# Sequence and supremum

• Mar 11th 2010, 07:35 PM
Slazenger3
Sequence and supremum
Suppose that S is a nonempty set of real numbers and that theta is an upper bound of S. Prove that the following conditions are equivalent:
(1) We have theta = Sup S.
(2) There exists a sequence (X sub n) in S such that (X sub n) approaches theta as n approaches infinity.
• Mar 11th 2010, 07:37 PM
Drexel28
Quote:

Originally Posted by Slazenger3
Suppose that S is a nonempty set of real numbers and that theta is an upper bound of S. Prove that the following conditions are equivalent:
(1) We have theta = Sup S.
(2) There exists a sequence (X sub n) in S such that (X sub n) approaches theta as n approaches infinity.

I disagree.
• Mar 11th 2010, 08:02 PM
davismj
Quote:

Originally Posted by Drexel28
I disagree.

I agree with Drexel. If you take a bounded sequence with a maximum and an infimum, then (1) does not imply (2).

In other words, if you choose a sequence such that you'll ever get sufficiently close $( < \varepsilon )$ to $\theta$ , the sequence cannot continue on until infinity. Or, if you choose a sequence that will continue on until infinity, it will always reside in the $\varepsilon$ -neighborhood of L.
• Mar 11th 2010, 08:19 PM
Drexel28
2 does not imply one. Consider $[0,1]=S$ and $x_n=\frac{1}{2}$. Then $\left\{x_n:n\in\mathbb{N}\right\}\subseteq S$ and $x_n\to\frac{1}{2}$ but surely $\frac{1}{2}\ne\sup\text{ }S$
• Mar 11th 2010, 08:35 PM
davismj
Quote:

Originally Posted by Drexel28
2 does not imply one. Consider $[0,1]=S$ and $x_n=\frac{1}{2}$. Then $\left\{x_n:n\in\mathbb{N}\right\}\subseteq S$ and $x_n\to\frac{1}{2}$ but surely $\frac{1}{2}\ne\sup\text{ }S$

There exists, not for all. This counterexample is false.

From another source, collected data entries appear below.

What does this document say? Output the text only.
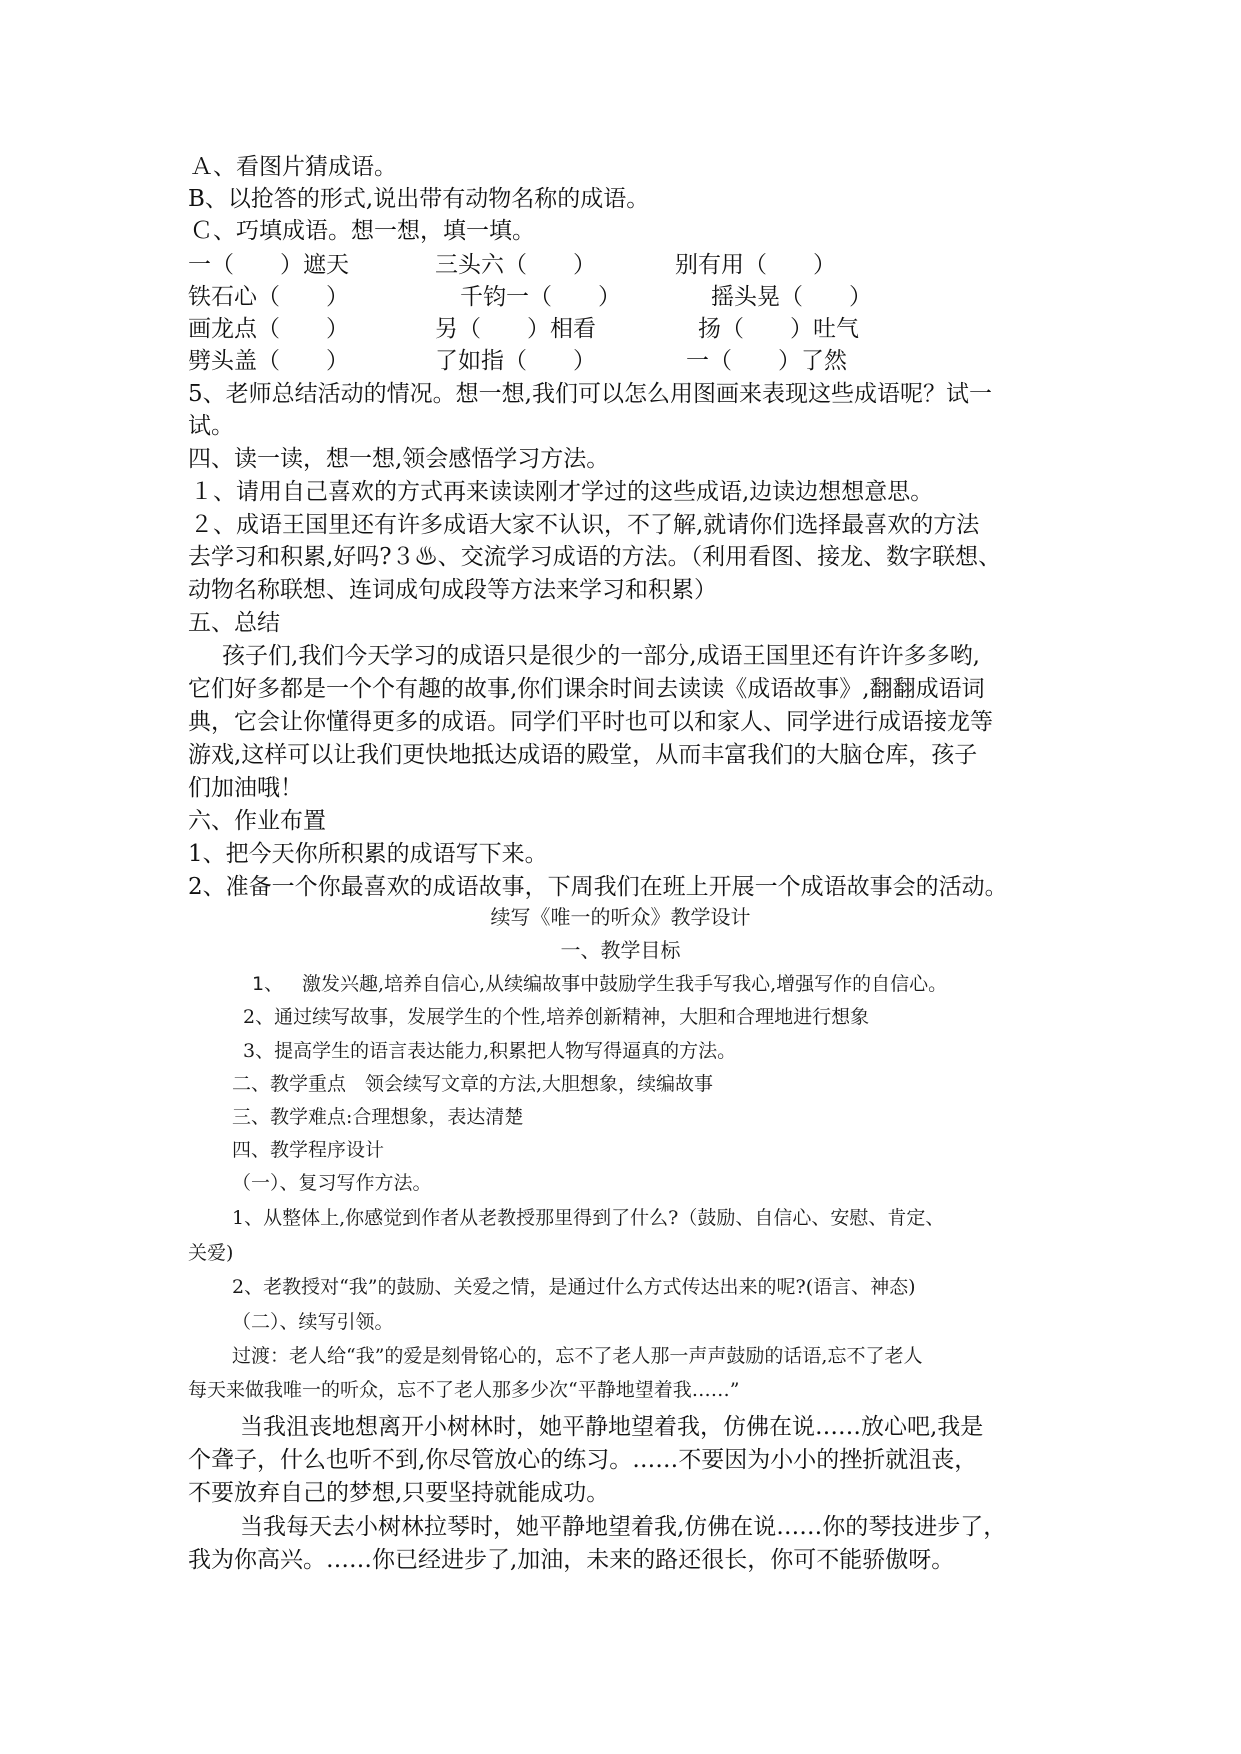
Ａ、看图片猜成语。
B、以抢答的形式,说出带有动物名称的成语。
Ｃ、巧填成语。想一想，填一填。
一（　　）遮天	三头六（　　）	别有用（　　）
铁石心（　　）	千钧一（　　）	摇头晃（　　）
画龙点（　　）	另（　　）相看	扬（　　）吐气
劈头盖（　　）	了如指（　　）	一（　　）了然
5、老师总结活动的情况。想一想,我们可以怎么用图画来表现这些成语呢？试一
试。
四、读一读，想一想,领会感悟学习方法。
１、请用自己喜欢的方式再来读读刚才学过的这些成语,边读边想想意思。
２、成语王国里还有许多成语大家不认识，不了解,就请你们选择最喜欢的方法
去学习和积累,好吗?３♨、交流学习成语的方法。（利用看图、接龙、数字联想、
动物名称联想、连词成句成段等方法来学习和积累）
五、总结
孩子们,我们今天学习的成语只是很少的一部分,成语王国里还有许许多多哟,
它们好多都是一个个有趣的故事,你们课余时间去读读《成语故事》,翻翻成语词
典，它会让你懂得更多的成语。同学们平时也可以和家人、同学进行成语接龙等
游戏,这样可以让我们更快地抵达成语的殿堂，从而丰富我们的大脑仓库，孩子
们加油哦！
六、作业布置
1、把今天你所积累的成语写下来。
2、准备一个你最喜欢的成语故事，下周我们在班上开展一个成语故事会的活动。
续写《唯一的听众》教学设计
一、教学目标
1、 激发兴趣,培养自信心,从续编故事中鼓励学生我手写我心,增强写作的自信心。
2、通过续写故事，发展学生的个性,培养创新精神，大胆和合理地进行想象
3、提高学生的语言表达能力,积累把人物写得逼真的方法。
二、教学重点　领会续写文章的方法,大胆想象，续编故事
三、教学难点:合理想象，表达清楚
四、教学程序设计
（一）、复习写作方法。
1、从整体上,你感觉到作者从老教授那里得到了什么?（鼓励、自信心、安慰、肯定、
关爱)
2、老教授对“我”的鼓励、关爱之情，是通过什么方式传达出来的呢?(语言、神态)
（二）、续写引领。
过渡：老人给“我”的爱是刻骨铭心的，忘不了老人那一声声鼓励的话语,忘不了老人
每天来做我唯一的听众，忘不了老人那多少次“平静地望着我……”
当我沮丧地想离开小树林时，她平静地望着我，仿佛在说……放心吧,我是
个聋子，什么也听不到,你尽管放心的练习。……不要因为小小的挫折就沮丧，
不要放弃自己的梦想,只要坚持就能成功。
当我每天去小树林拉琴时，她平静地望着我,仿佛在说……你的琴技进步了，
我为你高兴。……你已经进步了,加油，未来的路还很长，你可不能骄傲呀。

That is, there does exist a sequence in S, namely $(x_n) = 1 - \frac{1}{n}$, such that $(x_n) \to \theta$ . Now we must either prove that for any choice of S there exists a sequence like this, or that there exists an S for which no $(x_n)$ exists that implies (1)
• Mar 11th 2010, 08:37 PM
Drexel28
Quote:

Originally Posted by davismj
There exists, not for all. This counterexample is false.

What? 2 says that if I can find a sequence in $S$ whose limit is $\theta$ then $\theta=\sup\text{ }S$. How did my counterexample not work?
• Mar 11th 2010, 08:43 PM
davismj
Quote:

Originally Posted by Drexel28
What? 2 says that if I can find a sequence in $S$ whose limit is $\theta$ then $\theta=\sup\text{ }S$. How did my counterexample not work?

Yea, you're right. Somehow, I don't think that's what they meant, though.
• Mar 11th 2010, 08:49 PM
Drexel28
Quote:

Originally Posted by davismj
Yea, you're right. Somehow, I don't think that's what they meant, though.

Of course it's not what they meant. That doesn't mean we bear the burden of interpreting there obviously typo.